As Araras São Azuis?

Por Paloma C. Mamede - 25/05/2020


Foto: Série INFRARUBRUM IR011 - Por João Campello

Dora levantou mais cedo que de costume, ia ser bom poder sentir a luz do sol na pele de novo, pena que ainda tinha medo de aspirar o ar fresco, e até mesmo de transitar pela cidade, ia ser um desafio com certeza, mas finalmente tudo estava voltando ao “normal”, ou pelo menos era isso que a sua inocente esperança martelava junto com as batidas de seu coração ansioso.
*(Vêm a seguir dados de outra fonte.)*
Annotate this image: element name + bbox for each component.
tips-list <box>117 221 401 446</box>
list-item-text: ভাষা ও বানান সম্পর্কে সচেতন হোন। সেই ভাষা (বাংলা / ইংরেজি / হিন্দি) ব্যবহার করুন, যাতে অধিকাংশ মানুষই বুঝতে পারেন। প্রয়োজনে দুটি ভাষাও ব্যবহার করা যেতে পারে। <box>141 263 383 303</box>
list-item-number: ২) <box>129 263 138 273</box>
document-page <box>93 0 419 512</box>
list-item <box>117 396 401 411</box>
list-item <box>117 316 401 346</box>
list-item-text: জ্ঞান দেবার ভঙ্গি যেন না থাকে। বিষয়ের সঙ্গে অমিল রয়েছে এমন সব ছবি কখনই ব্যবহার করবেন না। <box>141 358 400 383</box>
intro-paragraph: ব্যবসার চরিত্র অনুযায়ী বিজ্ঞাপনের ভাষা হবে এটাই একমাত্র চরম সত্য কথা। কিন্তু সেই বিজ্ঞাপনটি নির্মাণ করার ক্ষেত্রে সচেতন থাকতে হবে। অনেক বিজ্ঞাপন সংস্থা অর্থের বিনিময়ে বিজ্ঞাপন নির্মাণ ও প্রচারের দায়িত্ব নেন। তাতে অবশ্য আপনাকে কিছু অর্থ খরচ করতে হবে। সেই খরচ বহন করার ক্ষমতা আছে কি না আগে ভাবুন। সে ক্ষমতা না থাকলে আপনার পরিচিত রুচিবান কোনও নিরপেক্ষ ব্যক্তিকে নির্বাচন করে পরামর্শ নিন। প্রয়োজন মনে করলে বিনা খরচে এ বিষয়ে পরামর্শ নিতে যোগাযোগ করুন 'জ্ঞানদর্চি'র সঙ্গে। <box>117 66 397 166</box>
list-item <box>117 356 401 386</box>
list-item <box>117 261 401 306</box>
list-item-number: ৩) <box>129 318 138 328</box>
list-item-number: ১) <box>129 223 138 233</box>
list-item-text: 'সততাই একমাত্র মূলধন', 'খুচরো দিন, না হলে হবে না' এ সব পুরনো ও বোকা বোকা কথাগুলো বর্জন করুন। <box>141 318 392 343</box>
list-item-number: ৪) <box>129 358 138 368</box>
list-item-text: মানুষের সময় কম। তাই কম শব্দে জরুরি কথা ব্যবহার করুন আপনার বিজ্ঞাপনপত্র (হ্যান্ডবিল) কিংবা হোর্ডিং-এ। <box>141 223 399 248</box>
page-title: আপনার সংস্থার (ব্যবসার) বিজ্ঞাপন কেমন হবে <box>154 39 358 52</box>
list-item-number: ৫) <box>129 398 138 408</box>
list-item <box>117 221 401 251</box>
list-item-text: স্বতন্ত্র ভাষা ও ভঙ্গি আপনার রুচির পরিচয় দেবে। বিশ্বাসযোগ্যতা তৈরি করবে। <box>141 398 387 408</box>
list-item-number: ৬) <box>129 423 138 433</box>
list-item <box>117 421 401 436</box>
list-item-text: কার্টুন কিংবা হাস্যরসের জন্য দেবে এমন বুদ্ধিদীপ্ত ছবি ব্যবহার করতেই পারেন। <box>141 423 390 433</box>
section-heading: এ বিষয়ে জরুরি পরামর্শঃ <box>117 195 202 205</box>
Montou a sua mochila gigante de acampamento, tinha comida para pelo menos 3 dias, saco de dormir, barraca, fósforo, lanterna, algumas peças de roupa, alguns livros, entre outras coisas. Dora estava orgulhosa de si mesma por ter tido a coragem de organizar toda essa jornada… Dessa vez, nada poderia impedi-la. “Nem ácido”, sorriu.

Olhou no espelho, ainda se sentia estranha com aquela máscara branca, ainda era difícil de respirar, mas era necessário. Ela sabia que o mundo havia mudado, talvez para sempre, lembrou também de levar um vidro de álcool na sua mochila, aproveitou e decidiu levar duas garrafas de cachaça e bastante água, ela definitivamente iria precisar disso. “Definitivamente”, falou franzindo a testa, com uma expressão de guerra que saltava pelos olhos.

“Vamos, Dora!”, sem medo, por favor. Saiu e pegou o ônibus antes que o sol aparecesse, como eu disse era muito cedo, no meio do caminho o sol começou a surgir um pouco tímido, porém intenso e revigorante. Dora também estava radiante, sentindo todo aquele calor e vigor do astro. Não durou muito, infelizmente, logo as preocupações se mostraram; estavam escondidas. Um homem passou entregando jornal para todos com a seguinte manchete “Fábrica de Máscaras : Protesto Termina em Incêndio”, Dora teve medo, olhou ao redor e percebeu que apenas cinco pessoas estavam de máscara naquele ônibus, ela logo entendeu que havia um protesto silencioso, pensou em tirar a sua, mas algo dentro de si a interrompeu, “é o que eu acredito”, arfou.

Observou pela janela vários tumultos ao longo do caminho, as pessoas estavam mesmo furiosas, bandeiras de abaixo a ditadura estavam expostas. Dora aceitou que a vida estava se transformando, não havia como voltar atrás, para ela a máscara era uma simbologia de “estamos juntos”, para outros era o artefato que indicava opressão.

Dora desceu na rodoviária, pegou o próximo ônibus que a levaria ao destino final, teve que ficar em pé, pois estava lotado. Ao final do ônibus quase encostada na porta, ouviu um cumprimento distante, olhou, era Jorge. “Não vai trabalhar hoje, Dora?”, Jorge era um colega de trabalho, ele estava sem máscara, aproximou-se dela. Ela disse que tinha assuntos de família para resolver, ele estava abatido, desejou boa sorte, e voltou para o lugar que estava antes, ao meio do ônibus.

Dora ficou entristecida, não sabia se a frieza do amigo era devido ao “artefato” ou se ele também havia mudado. Lembrou de tempos longínquos, se fosse ano passado com certeza os dois iriam se abraçar e tagarelar pelo resto da viagem. Tudo estava frio e distante. Enfim, chegou ao seu destino, desceu do ônibus, foi andando, saindo da cidade, indo em rumo às chácaras. Sua avó havia morrido há três anos, ela tinha uma chácara que acabou ficando abandonada, ninguém da família queria pisar naquele terreno. Todavia, Dora sentiu saudades do tempo que visitava a avó, do tempo que corria pelo gramado, pela horta, sem preocupação. Sua avó na época tinha araras azuis, ela não sabia se eram legalizadas, mas em seus pensamentos a imagem delas era frequente.

Ela não tinha a chave da casa, tudo estava abandonado, um deserto, parecia um bosque, a grama muito alta, tudo muito verde. Atravessou a cerca, se arranhando um pouco no arame farpado. Enfim, paz. Jogou a mochila no chão, deitou ali mesmo, não se importando com mais nada, agora só restaria as araras.